Jef Geys, un des tous grands

On ne voit pas ce qu’on croit voir, tel est l’ambitieux aperçu du travail de l’artiste belge Jef Geys que propose le WIELS. Comme nul autre, l’artiste posait des questions sur la société et le monde de l’art, avec un sens de l’humour vif et acéré. Venu de sa ville natale de Balen, dans la Campine anversoise, il devint célèbre dans le monde entier.

TEKST: Christine Vuegen

Les amateurs de l’œuvre de Jef Geys (1934-2018) savent que sa pratique artistique était en fait une pratique de vie, assortie d’une foule de questions lui permettant de gagner en compréhension. Son œuvre, très hétéroclite, fut rapidement perçue comme peu attrayante visuellement, même si ce fut loin d’être toujours le cas. Et même quand elle s’avère ardue, elle prête à sourire. L’artiste s’est volontairement tenu à l’écart de la scène artistique, tout en fournissant autant d’informations que possible. Dans le cadre de ses expositions, il laissait une édition gratuite de son Bulletin d’information Kempens, en réponse aux coûteux catalogues. Considéré aujourd’hui comme l’un des artistes belges les plus influents. Est-ce toujours le cas ? Dirk Snauwaert, directeur et conservateur du WIELS : « Pour moi, Jef Geys aura sans doute plus d’influence que Panamarenko, voire Marcel Broodthaers.

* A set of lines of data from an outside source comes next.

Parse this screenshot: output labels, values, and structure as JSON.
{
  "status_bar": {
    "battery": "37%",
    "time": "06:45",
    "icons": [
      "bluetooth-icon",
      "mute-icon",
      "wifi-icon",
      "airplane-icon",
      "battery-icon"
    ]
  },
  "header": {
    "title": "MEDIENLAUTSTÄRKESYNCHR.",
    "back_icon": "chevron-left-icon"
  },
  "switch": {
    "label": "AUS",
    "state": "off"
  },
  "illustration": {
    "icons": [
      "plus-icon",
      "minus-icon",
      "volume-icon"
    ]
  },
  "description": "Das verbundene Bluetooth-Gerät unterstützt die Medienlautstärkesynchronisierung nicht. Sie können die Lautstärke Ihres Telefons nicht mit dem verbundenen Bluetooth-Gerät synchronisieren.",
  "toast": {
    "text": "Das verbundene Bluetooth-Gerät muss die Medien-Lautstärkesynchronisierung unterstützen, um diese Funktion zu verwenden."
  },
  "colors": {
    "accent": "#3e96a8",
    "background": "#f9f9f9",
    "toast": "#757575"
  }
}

Certains n’en sont pas convaincus, ce qui tient au fait qu’il a presque tout fait pour se défaire des clichés sur l’art. Les termes comme ‘‘œuvre’’, ‘‘artiste’’ et ‘‘œuvre d’art’’ ne peuvent lui être appliqués. Il s’agit d’une sorte de pionnier, un peu comme Dieter Roth et d’autres artistes qui, dans la véritable tradition de l’avant-garde, remettent en question ce qu’est l’œuvre d’art. Non seulement son aspect commercial, mais aussi les points auxquels on accorde une valeur esthétique. Dès la fin des années 1950, soit cinq ans avant Broodthaers, il commençait par le dessin à user de termes comme ‘‘stéréotype’’, ‘‘formule’’, ‘‘style’’ et ‘‘genre’’ en en faisant des pastiches. Avec Panamarenko et Broodthaers, c’est un pionnier du Pop art en Belgique. On peut aussi voir en lui l’un des inventeurs de la photographie conceptuelle, outre le couple Becher, par exemple. Jusqu’en 1998, il a ainsi documenté l’ensemble de sa pratique dans un livre de photos en noir et blanc, un anti-livre de photos. Les projets avec les élèves de l’école secondaire publique de Balen, où il a enseigné les arts plastiques de 1963 à 1989, font également partie de sa pratique. Ces gigantesques archives contiennent à peu près tout ce qu’il a réalisé en tant qu’artiste, professeur, habitant de Balen et personne engagée ».